Aujourd’hui, au lieu de juger s’il fallait autoriser le recours à la force publique pour les chasser … mais où ?, sur la base des éléments habituels apportés par les avocats des parties, à savoir le Grand Lyon d’un côté et les trois cent malheureux de l’autre, le juge, Gérard GAUCHER, a suspendu l’audience pour se rendre sur place et écouter ceux qui attendent avec angoisse une décision de justice.

On ne peut que prendre connaissance avec respect de ce comportement exceptionnel d’un magistrat qui veut comprendre avant de juger. Cela me rappelle cette phrase de MALRAUX qui, dans « Les conquérants » écrivit  : « Juger, c'est de toute évidence, ne pas comprendre ; si l'on comprenait, on ne pourrait plus juger.». Ce juge veut, à la fois, comprendre et juger !

Une fois de plus, comme je l’évoquais dans ce billet récent rédigé sous forme de lettre à Nadine MORANO et Henri GUAINO, il apparaît que ce sont nos magistrats qui maintiennent au plus haut niveau les valeurs fondamentales de notre République.

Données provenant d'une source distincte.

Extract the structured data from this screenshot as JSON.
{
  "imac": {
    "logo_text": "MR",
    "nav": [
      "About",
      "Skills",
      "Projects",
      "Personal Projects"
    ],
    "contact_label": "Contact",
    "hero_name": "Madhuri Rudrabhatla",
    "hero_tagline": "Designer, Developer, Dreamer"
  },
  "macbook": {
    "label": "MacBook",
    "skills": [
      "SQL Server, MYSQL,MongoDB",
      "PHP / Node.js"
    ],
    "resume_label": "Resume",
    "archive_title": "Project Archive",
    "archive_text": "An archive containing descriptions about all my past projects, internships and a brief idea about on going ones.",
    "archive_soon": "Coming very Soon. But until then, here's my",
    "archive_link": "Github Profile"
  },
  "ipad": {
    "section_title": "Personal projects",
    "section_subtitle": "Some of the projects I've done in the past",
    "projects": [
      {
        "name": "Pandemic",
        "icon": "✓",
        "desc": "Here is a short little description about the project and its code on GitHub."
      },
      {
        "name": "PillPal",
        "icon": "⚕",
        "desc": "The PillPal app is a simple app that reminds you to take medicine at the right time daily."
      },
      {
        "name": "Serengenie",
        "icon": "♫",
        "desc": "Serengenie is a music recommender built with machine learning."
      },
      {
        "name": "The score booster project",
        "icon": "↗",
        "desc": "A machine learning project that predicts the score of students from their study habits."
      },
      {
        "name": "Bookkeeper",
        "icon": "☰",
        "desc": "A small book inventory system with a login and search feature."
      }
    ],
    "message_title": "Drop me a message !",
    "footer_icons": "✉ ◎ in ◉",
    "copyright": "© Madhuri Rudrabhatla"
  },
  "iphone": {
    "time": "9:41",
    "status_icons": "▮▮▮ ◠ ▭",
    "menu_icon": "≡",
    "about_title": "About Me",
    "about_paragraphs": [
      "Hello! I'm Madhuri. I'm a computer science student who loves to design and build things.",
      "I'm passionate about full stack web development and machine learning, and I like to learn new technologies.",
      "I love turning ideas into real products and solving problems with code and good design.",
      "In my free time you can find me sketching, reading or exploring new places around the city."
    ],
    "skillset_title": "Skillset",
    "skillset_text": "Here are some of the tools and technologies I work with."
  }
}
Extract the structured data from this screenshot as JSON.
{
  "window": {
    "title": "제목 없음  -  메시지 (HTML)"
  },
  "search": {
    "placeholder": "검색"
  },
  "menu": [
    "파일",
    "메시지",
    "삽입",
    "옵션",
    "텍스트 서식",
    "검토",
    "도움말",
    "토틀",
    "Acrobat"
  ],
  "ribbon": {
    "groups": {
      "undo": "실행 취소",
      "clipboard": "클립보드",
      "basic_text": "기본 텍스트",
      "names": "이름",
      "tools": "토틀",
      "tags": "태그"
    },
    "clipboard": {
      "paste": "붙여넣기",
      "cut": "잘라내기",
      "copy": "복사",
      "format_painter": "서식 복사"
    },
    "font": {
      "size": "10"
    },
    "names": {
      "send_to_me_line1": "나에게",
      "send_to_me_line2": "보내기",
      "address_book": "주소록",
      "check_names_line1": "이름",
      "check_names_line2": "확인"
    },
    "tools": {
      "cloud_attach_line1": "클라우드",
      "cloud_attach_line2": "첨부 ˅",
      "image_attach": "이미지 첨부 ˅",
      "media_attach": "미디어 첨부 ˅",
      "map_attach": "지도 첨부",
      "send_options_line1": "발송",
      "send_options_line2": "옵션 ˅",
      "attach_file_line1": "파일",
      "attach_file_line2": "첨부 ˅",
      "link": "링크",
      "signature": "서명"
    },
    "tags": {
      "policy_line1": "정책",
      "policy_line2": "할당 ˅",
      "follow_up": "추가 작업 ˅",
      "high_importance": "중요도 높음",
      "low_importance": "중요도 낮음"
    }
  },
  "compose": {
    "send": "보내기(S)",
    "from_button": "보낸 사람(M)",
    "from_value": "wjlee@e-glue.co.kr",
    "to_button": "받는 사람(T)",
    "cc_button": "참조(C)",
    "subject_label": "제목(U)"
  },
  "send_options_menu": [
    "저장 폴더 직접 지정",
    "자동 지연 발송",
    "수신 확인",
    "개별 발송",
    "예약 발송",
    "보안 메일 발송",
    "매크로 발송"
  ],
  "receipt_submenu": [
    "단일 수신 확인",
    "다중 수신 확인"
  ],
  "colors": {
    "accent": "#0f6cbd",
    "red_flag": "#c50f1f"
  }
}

La photo ci-dessous, publiée dans « Le Progrès », illustre d’une façon extraordinaire l’attente d’humanité qui se lit dans les regards de tous ceux qui entourent le juge. Quant à Gérard GAUCHER, qui ne voit la densité de son écoute et le sursaut de courage qu’il lui a fallu pour venir sur place au lieu de trancher, bien à l’abri au « Palais de Justice ».

Il n’y a qu’en sortant des palais, qu’ils soient de justice ou d’autre chose, que l’on peut espérer comprendre la portée de ce que l’on décide.

Sortir de soi pour rencontrer  l’autre … c’est ce que nous montre Gérard GAUCHER.